Committee for Strategic Planning and Risks is responsible for prior review and making recommendations to the Board of Directors on strategic planning, investment and innovation activities, internal control and risk management, reporting, assessment of activity and etc.

Committee Members:

  1. Orazbayev Ruslan Sagatovich, Independent Director- Chairman of the Committee;
  2. Madiyev Serzhan Nurakhanovich, Independent Director - member of the Committee.
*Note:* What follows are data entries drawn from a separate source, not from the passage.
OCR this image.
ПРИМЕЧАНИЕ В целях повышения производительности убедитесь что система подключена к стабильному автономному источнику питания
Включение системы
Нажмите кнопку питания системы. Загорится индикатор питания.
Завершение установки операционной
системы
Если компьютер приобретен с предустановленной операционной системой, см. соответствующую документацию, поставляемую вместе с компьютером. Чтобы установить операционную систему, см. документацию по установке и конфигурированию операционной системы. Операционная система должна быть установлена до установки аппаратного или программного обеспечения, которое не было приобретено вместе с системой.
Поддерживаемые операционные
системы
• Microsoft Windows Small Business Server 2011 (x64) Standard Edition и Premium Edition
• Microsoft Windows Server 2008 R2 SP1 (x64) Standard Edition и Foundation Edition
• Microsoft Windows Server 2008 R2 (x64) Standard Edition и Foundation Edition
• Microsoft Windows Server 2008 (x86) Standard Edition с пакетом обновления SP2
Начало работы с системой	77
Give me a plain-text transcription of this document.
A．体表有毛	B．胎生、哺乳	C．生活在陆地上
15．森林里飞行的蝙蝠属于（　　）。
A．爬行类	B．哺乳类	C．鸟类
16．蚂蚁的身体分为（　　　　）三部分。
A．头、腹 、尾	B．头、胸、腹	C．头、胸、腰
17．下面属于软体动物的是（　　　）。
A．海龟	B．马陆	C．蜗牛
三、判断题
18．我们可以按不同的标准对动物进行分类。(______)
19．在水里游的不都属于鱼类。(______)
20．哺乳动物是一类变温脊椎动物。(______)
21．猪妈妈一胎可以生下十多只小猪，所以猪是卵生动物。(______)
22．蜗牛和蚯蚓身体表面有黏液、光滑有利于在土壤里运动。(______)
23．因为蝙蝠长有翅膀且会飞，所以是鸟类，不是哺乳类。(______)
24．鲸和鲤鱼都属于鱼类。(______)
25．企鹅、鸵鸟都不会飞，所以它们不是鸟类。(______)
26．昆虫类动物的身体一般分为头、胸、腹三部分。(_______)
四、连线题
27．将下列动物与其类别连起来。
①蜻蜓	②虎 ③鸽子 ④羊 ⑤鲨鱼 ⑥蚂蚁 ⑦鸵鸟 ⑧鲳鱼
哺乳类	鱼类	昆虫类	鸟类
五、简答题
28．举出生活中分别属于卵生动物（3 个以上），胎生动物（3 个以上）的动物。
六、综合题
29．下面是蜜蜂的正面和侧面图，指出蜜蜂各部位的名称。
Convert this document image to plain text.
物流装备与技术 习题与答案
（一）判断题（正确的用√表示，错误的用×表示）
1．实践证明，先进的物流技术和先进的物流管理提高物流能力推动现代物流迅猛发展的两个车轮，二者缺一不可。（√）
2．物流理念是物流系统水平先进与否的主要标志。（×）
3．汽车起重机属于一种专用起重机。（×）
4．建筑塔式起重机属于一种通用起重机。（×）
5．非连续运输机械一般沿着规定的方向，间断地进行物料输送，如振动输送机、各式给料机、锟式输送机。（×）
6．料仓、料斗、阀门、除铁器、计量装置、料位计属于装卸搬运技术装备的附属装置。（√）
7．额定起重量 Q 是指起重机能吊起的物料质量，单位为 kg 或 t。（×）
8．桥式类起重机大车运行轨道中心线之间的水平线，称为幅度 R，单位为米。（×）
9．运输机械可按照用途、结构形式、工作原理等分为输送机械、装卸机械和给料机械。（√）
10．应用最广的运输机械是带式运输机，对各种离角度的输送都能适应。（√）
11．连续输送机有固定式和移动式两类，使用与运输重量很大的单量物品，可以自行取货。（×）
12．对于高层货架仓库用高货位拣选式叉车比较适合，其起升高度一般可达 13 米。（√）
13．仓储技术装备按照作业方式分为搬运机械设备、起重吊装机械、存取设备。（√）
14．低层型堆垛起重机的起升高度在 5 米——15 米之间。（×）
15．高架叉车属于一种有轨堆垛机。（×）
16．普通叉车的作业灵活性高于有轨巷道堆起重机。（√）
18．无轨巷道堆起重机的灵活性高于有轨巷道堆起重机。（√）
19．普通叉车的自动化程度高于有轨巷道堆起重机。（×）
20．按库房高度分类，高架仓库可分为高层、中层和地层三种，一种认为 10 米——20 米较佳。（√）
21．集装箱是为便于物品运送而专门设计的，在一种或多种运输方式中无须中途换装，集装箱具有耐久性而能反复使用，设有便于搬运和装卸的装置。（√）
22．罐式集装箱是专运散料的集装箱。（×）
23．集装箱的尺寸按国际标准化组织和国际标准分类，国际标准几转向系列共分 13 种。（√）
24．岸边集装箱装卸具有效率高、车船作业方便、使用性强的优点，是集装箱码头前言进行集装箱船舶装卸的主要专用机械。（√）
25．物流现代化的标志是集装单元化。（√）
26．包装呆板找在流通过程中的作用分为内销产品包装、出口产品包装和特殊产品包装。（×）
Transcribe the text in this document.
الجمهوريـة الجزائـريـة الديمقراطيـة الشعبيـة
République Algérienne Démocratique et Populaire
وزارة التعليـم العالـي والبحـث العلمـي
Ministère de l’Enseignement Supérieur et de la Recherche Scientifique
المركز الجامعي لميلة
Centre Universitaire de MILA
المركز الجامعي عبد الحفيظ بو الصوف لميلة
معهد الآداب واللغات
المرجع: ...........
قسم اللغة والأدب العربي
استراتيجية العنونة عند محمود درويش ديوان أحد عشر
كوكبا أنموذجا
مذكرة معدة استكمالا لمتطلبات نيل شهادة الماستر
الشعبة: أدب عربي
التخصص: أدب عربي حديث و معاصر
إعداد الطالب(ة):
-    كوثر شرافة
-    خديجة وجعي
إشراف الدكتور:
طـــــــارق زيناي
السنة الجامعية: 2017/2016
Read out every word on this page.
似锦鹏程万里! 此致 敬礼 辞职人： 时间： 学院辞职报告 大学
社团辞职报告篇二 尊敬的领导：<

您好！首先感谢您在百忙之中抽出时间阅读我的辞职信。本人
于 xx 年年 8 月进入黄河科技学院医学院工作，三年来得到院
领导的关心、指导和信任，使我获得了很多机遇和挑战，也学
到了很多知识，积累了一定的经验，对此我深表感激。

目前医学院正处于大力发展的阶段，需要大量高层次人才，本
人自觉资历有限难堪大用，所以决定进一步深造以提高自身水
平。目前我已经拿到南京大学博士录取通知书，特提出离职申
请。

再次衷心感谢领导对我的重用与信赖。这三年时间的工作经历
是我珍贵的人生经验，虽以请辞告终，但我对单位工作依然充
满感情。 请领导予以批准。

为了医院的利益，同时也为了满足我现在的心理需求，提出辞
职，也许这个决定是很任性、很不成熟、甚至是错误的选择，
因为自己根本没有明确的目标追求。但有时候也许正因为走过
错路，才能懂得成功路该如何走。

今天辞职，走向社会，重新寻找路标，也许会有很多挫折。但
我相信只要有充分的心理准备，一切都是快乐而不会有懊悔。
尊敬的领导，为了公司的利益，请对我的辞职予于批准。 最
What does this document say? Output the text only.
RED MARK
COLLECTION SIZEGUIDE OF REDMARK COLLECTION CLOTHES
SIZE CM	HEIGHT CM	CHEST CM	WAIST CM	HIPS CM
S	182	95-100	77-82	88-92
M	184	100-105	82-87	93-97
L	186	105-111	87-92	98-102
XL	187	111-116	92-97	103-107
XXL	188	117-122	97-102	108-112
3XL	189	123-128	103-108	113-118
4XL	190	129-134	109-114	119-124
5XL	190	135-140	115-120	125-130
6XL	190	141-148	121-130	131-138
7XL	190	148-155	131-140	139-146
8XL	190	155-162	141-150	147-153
Committee for Social Issues, HR and Remuneration of the Board of Directors of “KazAgroFinance” JSC

The Committee for Social Issues, HR and Remuneration is responsible for prior review and making recommendations to the Board of Directors on issues of job specifications, candidate appraisals, succession planning, assessment of activity, remuneration system and etc.

Committee Members:

  1. Orazbayev Ruslan Sagatovich, Independent Director – Chairman of the Committee;
  2. Madiyev Serzhan Nurakhanovich, Independent Director – member of the Committee.
Corporate Secretary

Ermasheva Bakhyt Nurdinovna

Corporate Secretary of KazAgroFinance JSC

Born on February 6, 1976

Citizenship - Republic of Kazakhstan

Ownership of shares of KazAgroFinance JSC - does not own

Part-time work in other organizations at the present time - no

Ownership of shares of suppliers and competitors of the company - no

Education:

1997 - University "Kainar", faculty of "international economic relations", specialty: specialist in international economic relations with knowledge of English (diploma with honors).

Experience:

from July 1997 to January 2008 - Senior Economist / Lead Analyst / Chief Economist of the Department monetary operations of the National Bank of the Republic of Kazakhstan;

from January 2008 to June 2009 - Head of Division / Deputy Director of Operations Department at financial markets of DBK-Leasing JSC;

from June 2013 to May 2017 - Secretary of the Board of Directors / Acting corporate secretary of JSC "Narodny bank of Kazakhstan";

from May 2017 to January 2020 - corporate secretary of Kazyna Capital Management JSC, subsidiary NMH JSC "Baiterek";

from February 2020 to March 2021 - corporate secretary of JSC National Management Holding "KazAgro";

from March 2021 to the present - corporate secretary of KazAgroFinance JSC.

Functions performed:

  • ensuring compliance by the bodies and officials of the Company with the legislation of the Republic of Kazakhstan in the field of corporate governance, the Charter, the Corporate Governance Code and the IRR of the Company, as well as improving corporate governance policies and practices;
  • ensuring the efficient operation of the Board of Directors and its committees;
  • ensuring the adoption of decisions by the Sole Shareholder in accordance with the requirements of the legislation RK, Charter and other GNI of the Company;
  • ensuring storage, disclosure and provision of material information about the Company, as well as maintaining a high level of information transparency, within the competence;
  • ensuring clear and effective interaction between the bodies of the Company.